There’s a wonderful story of a boy who went to the Pinewood Derby sponsored by the scouts.  It was one of those events where the contestants are supposed to do their own work but most of the fathers help too much.

At one such event, a youngster with no dad showed up with a racer he had obviously made with his own unskilled hands.  The contest pitted boys in pairs, one against another with the winner advancing to the next round in a series of eliminations.  Somehow this one kid’s funny-looking car won again and again, until defying all odds, he was in the finals against another scout with a slick-looking, well-made racer.

Before the championship race, the boy with the funny-looking, homemade car asked the director to wait a moment before they began, so he could pray.  The crowd, now enthralled by the unlikely story unfolding before them, stood in silence, loving the boy and secretly praying with him that he might win; he seemed so deserving.

After the boy won the race and was awarded a trophy, the director said, “Well, I guess it’s a good thing you prayed, so you could win.”
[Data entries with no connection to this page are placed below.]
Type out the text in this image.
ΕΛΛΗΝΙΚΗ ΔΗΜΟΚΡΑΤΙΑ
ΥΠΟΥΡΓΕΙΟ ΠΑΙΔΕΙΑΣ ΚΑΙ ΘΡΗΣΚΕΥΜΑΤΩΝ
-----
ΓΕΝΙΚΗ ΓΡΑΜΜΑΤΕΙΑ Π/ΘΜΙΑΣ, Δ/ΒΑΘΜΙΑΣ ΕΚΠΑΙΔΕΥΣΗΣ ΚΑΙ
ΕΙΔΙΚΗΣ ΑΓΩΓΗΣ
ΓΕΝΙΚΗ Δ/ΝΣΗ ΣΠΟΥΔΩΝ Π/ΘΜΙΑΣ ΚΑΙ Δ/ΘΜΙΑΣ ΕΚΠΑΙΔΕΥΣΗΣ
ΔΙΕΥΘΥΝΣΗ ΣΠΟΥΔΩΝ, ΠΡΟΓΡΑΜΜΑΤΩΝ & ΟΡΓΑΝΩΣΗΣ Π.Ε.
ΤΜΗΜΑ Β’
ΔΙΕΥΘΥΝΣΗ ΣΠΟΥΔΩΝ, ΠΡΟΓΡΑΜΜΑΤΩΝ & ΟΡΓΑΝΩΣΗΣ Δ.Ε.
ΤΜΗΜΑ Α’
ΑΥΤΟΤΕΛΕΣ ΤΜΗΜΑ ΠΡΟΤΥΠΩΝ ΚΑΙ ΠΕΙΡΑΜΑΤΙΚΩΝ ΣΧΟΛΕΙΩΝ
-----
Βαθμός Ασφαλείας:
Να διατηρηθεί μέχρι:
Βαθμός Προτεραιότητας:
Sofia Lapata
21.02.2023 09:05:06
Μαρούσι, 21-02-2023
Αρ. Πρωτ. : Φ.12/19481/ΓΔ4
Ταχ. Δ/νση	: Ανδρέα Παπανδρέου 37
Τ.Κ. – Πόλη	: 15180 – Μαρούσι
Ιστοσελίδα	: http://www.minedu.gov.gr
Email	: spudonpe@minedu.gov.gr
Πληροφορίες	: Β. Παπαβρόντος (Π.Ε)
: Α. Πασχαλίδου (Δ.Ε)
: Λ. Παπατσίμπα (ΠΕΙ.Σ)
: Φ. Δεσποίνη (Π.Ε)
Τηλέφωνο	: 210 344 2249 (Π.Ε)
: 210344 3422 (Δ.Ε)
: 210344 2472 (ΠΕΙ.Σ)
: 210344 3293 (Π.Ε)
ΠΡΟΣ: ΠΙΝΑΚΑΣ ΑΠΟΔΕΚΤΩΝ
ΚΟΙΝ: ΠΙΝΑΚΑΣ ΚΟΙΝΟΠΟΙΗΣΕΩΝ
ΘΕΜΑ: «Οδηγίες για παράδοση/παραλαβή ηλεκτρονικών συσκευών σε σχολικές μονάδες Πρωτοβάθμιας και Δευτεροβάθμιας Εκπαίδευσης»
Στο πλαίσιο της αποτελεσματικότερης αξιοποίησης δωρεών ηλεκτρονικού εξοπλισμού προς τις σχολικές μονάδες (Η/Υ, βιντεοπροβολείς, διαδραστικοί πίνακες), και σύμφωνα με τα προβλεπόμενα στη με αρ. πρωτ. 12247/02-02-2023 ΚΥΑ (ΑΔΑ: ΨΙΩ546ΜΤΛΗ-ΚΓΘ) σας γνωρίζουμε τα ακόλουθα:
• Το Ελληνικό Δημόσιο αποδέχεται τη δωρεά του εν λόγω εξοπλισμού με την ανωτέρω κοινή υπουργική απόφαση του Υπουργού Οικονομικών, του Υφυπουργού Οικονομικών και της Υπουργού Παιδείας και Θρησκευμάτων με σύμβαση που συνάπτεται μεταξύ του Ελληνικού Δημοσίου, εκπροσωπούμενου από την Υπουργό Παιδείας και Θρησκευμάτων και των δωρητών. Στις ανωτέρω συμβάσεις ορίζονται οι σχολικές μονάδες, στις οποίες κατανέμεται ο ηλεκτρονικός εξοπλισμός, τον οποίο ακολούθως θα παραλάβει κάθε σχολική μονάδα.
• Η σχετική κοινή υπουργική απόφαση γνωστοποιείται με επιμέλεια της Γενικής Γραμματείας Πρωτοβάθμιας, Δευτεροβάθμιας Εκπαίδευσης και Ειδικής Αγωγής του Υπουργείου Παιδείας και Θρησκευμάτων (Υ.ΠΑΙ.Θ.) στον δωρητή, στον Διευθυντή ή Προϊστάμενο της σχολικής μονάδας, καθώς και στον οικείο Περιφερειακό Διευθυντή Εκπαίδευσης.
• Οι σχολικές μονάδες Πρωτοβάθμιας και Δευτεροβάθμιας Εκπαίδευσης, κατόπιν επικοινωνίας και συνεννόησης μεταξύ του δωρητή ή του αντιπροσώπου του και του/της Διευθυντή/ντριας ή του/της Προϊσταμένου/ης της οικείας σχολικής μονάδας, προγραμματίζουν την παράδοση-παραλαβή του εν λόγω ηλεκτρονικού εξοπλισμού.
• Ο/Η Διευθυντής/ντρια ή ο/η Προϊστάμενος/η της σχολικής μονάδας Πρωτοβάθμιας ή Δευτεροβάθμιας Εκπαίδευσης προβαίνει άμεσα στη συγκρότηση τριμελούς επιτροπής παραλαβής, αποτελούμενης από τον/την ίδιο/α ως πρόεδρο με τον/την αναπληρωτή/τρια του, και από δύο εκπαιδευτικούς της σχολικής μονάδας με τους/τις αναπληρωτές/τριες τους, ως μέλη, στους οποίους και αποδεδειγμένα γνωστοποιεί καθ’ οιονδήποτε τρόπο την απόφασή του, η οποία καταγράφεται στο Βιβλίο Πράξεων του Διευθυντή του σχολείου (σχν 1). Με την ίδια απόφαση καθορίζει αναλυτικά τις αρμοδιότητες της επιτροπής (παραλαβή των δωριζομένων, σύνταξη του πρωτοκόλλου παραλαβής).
“Oh, no!” the boy protested, horrified to have been misunderstood.  “I didn’t pray to win.  That would’ve been wrong.  The other scout had as much right to win as I did.  I couldn’t pray that God would make him lose.  I just prayed that God would help me keep from crying if I lost.”
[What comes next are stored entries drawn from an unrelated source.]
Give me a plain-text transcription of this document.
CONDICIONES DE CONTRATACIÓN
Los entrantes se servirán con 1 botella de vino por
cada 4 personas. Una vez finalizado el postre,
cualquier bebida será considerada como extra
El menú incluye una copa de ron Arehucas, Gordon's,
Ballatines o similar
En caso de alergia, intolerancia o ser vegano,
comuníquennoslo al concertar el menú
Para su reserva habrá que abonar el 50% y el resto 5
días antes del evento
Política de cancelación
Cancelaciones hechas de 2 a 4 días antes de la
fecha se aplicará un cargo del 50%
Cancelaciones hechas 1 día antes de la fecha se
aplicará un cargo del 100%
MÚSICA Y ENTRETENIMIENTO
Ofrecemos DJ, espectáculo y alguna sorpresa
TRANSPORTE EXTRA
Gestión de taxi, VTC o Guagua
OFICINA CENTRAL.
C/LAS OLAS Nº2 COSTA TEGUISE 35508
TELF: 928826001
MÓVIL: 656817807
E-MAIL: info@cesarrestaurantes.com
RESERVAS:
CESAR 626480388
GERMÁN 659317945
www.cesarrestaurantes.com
That young boy had a better understanding of prayer than most adults.  Prayer isn’t about asking God to fulfill our desires.  Prayer exists for the purpose of nourishing our relationship with God.  Prayer is about keeping the lines of communication open to God’s leading.  In Christ’s metaphor of the grapevine, it’s allowing God to give us spiritual nourishment so we can bear fruit.

Now, what is this fruit that we’re to bear?  In Galatians 5 the Apostle Paul gives us a partial list which he calls the fruit of the spirit.  These fruit are love, joy, peace, patience, kindness, goodness, faithfulness, gentleness, and self-control.  We might be tempted to add other fruit like generosity and acceptance, but, of course, these are at least implied by the first of the fruit which is love.

If you would be a better spouse or a better parent or a better employee or a better citizen, then keep spiritual nourishment flowing into your life from your connection with Christ.  Time invested in his presence is guaranteed to make you more loving, more joyful, more peaceful, more patient, and so on.

All of this and more is what Christ was saying to us in the example of the vine.  He’s the vine, we’re the branches.  Without him we can bear no fruit.  It’s important that we maintain our relationship with him so that when we have fallen he can clean us and lift us up again.

Let us pray:  Mighty God, in whom we know the power of redemption, you stand among us in the shadows of our time.  As we move through every sorrow and trial of this life, uphold us with knowledge of the final morning when, in the glorious presence of your risen Son, we will share his resurrection, redeemed and restored to the fullness of life and forever freed to be your people.  Amen.